UchikoshiIf this is truly the case, then Uchikoshi would be the first known human being to have gone into actual hibernation. While many animals hibernate, humans do not do this naturally, although it is technically possible. In fact, during certain surgical procedures a similar state is artificially induced, but this is only done for a few hours at a time, at most, because it is believed that it can cause irreparable nerve damage in our species. This means that Uchikoshi going into hibernation for three weeks would be considered incredible, and previously thought to be impossible. Mike Grocott, an intensive care specialist at University College London, has said of this extraordinary case:

People can be profoundly hypothermic and survive for moderate periods of time [but] this sounds like an utterly extraordinary case. I haven’t heard of one similar with anything like the same length of survival.

An even more recent case concerns 25-year-old Justin Smith, of Pennsylvania. In 2016, Smith went out drinking with some friends and wandered off on a cold winter night. He would sort of vanish until the next day, when he was found by the roadside covered in ice and snow. He was described as frozen solid, his skin a disturbing bluish tint, and when paramedics arrived they considered him to be dead, as he had no pulse and did not respond to light, with one paramedic saying “he felt like a block of concrete.” Even so, doctors went about seeing if they could do anything at all, going on the rather hopeful philosophy that “You have to be warm to be dead.” They hooked him up to an extra-corporeal membrane oxygenation (ECMO) machine, which basically artificially pumps blood and oxygen through the veins and warms it up. Incredibly, he regained consciousness and recovered, despite his brain having been deprived of oxygen for nearly 12 hours. Although he did lose some toes and fingers from the ordeal, he came out of it none the worse for wear, all things considered.

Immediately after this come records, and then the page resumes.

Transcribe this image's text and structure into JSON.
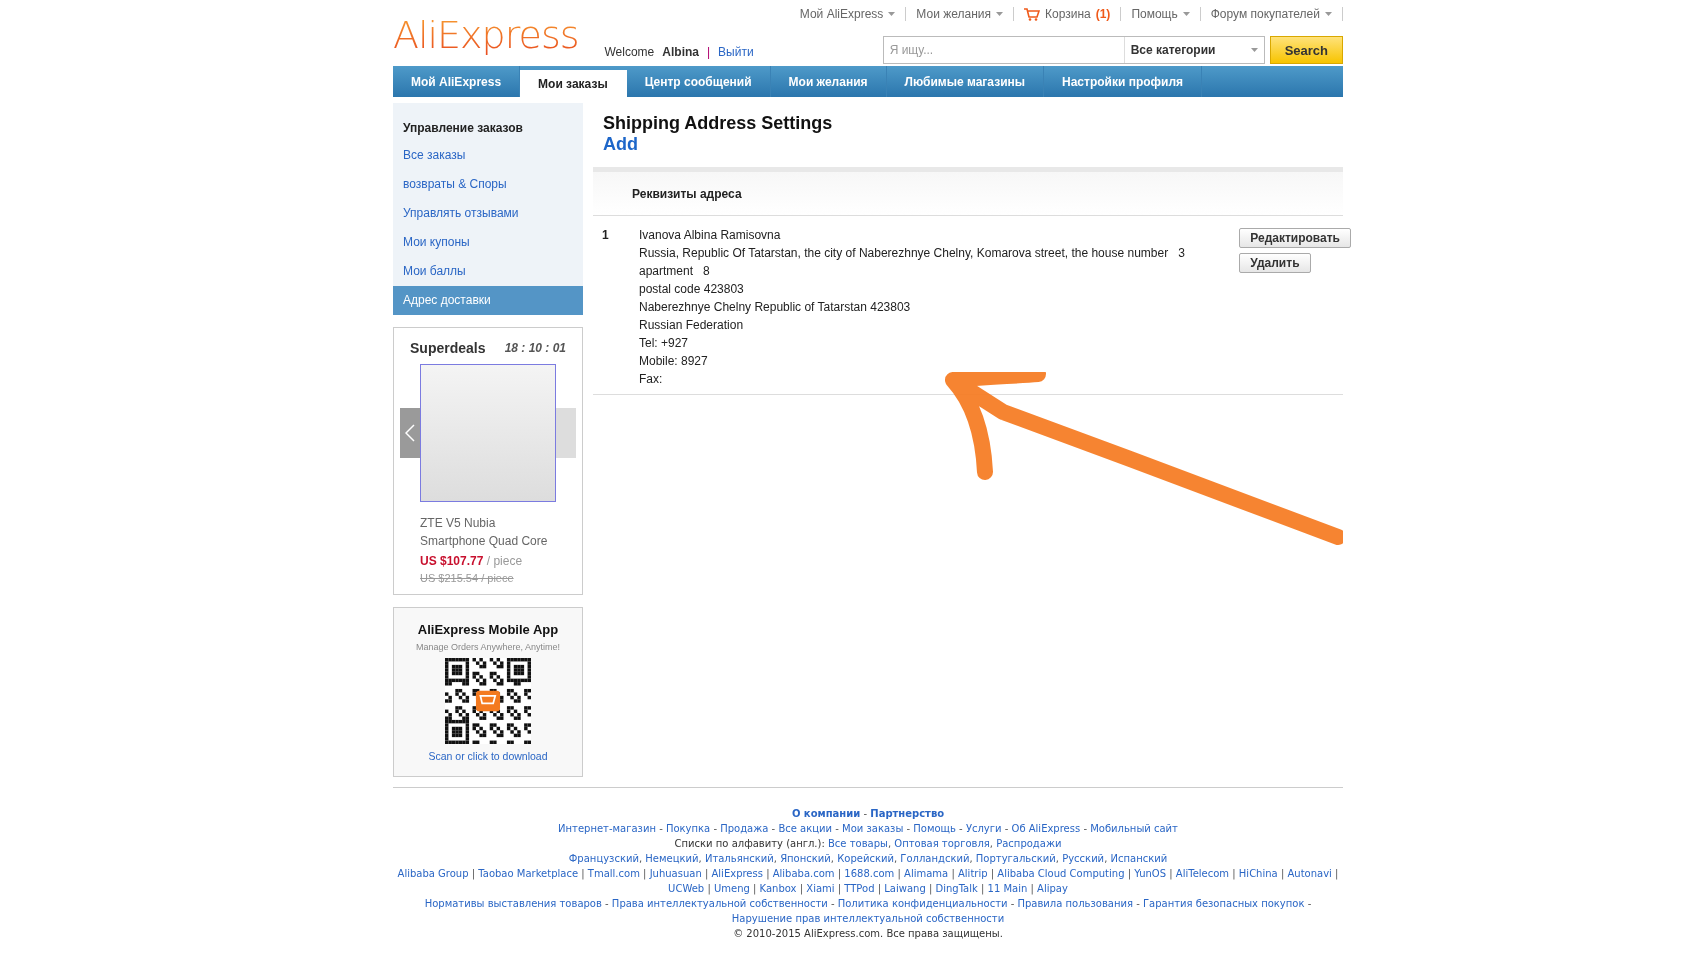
{
  "logo": {
    "text": "AliExpress"
  },
  "top_links": [
    {
      "label": "Мой AliExpress",
      "kind": "dropdown"
    },
    {
      "label": "Мои желания",
      "kind": "dropdown"
    },
    {
      "label": "Корзина",
      "kind": "cart",
      "count": "(1)"
    },
    {
      "label": "Помощь",
      "kind": "dropdown"
    },
    {
      "label": "Форум покупателей",
      "kind": "dropdown"
    }
  ],
  "welcome": {
    "text": "Welcome",
    "user": "Albina",
    "separator": "|",
    "logout": "Выйти"
  },
  "search": {
    "placeholder": "Я ищу...",
    "category": "Все категории",
    "button": "Search"
  },
  "nav_tabs": [
    {
      "label": "Мой AliExpress",
      "selected": false
    },
    {
      "label": "Мои заказы",
      "selected": true
    },
    {
      "label": "Центр сообщений",
      "selected": false
    },
    {
      "label": "Мои желания",
      "selected": false
    },
    {
      "label": "Любимые магазины",
      "selected": false
    },
    {
      "label": "Настройки профиля",
      "selected": false
    }
  ],
  "sidebar": {
    "heading": "Управление заказов",
    "items": [
      {
        "label": "Все заказы",
        "selected": false
      },
      {
        "label": "возвраты & Споры",
        "selected": false
      },
      {
        "label": "Управлять отзывами",
        "selected": false
      },
      {
        "label": "Мои купоны",
        "selected": false
      },
      {
        "label": "Мои баллы",
        "selected": false
      },
      {
        "label": "Адрес доставки",
        "selected": true
      }
    ]
  },
  "superdeals": {
    "title": "Superdeals",
    "timer": "18 : 10 : 01",
    "product_name": "ZTE V5 Nubia Smartphone Quad Core",
    "price": "US $107.77",
    "unit": "/ piece",
    "old_price": "US $215.54 / piece"
  },
  "mobile_app": {
    "title": "AliExpress Mobile App",
    "subtitle": "Manage Orders Anywhere, Anytime!",
    "link": "Scan or click to download"
  },
  "main": {
    "title": "Shipping Address Settings",
    "add_link": "Add",
    "table_header": "Реквизиты адреса",
    "addresses": [
      {
        "index": "1",
        "lines": [
          "Ivanova Albina Ramisovna",
          "Russia, Republic Of Tatarstan, the city of Naberezhnye Chelny, Komarova street, the house number   3",
          "apartment   8",
          "postal code 423803",
          "Naberezhnye Chelny Republic of Tatarstan 423803",
          "Russian Federation",
          "Tel: +927",
          "Mobile: 8927",
          "Fax:"
        ],
        "actions": [
          "Редактировать",
          "Удалить"
        ]
      }
    ]
  },
  "footer": {
    "lines": [
      {
        "kind": "bold",
        "separator": "-",
        "links": [
          "О компании",
          "Партнерство"
        ]
      },
      {
        "kind": "links",
        "separator": "-",
        "links": [
          "Интернет-магазин",
          "Покупка",
          "Продажа",
          "Все акции",
          "Мои заказы",
          "Помощь",
          "Услуги",
          "Об AliExpress",
          "Мобильный сайт"
        ]
      },
      {
        "kind": "links",
        "prefix": "Списки по алфавиту (англ.):",
        "separator": ",",
        "links": [
          "Все товары",
          "Оптовая торговля",
          "Распродажи"
        ]
      },
      {
        "kind": "links",
        "separator": ",",
        "links": [
          "Французский",
          "Немецкий",
          "Итальянский",
          "Японский",
          "Корейский",
          "Голландский",
          "Португальский",
          "Русский",
          "Испанский"
        ]
      },
      {
        "kind": "links",
        "separator": "|",
        "links": [
          "Alibaba Group",
          "Taobao Marketplace",
          "Tmall.com",
          "Juhuasuan",
          "AliExpress",
          "Alibaba.com",
          "1688.com",
          "Alimama",
          "Alitrip",
          "Alibaba Cloud Computing",
          "YunOS",
          "AliTelecom",
          "HiChina",
          "Autonavi",
          "UCWeb",
          "Umeng",
          "Kanbox",
          "Xiami",
          "TTPod",
          "Laiwang",
          "DingTalk",
          "11 Main",
          "Alipay"
        ]
      },
      {
        "kind": "links",
        "separator": "-",
        "links": [
          "Нормативы выставления товаров",
          "Права интеллектуальной собственности",
          "Политика конфиденциальности",
          "Правила пользования",
          "Гарантия безопасных покупок",
          "Нарушение прав интеллектуальной собственности"
        ]
      },
      {
        "kind": "plain",
        "text": "© 2010-2015 AliExpress.com. Все права защищены."
      }
    ]
  }
}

What are we to make of stories such as these? There are many things we don’t fully understand about the human body, and high among these is how any of these people could have possibly survived. These are cases that have baffled even the most seasoned medical professionals and leave us wondering. How could any of these people been technically dead for so long, only to come out of it totally normal as if nothing had ever happened? What are the circumstances and physiological processes that allowed this to happen? How did these perceived miracles come to pass? No one really fully understands it, and cases such as these will likely serve to perplex and inspire wonder for a long time to come.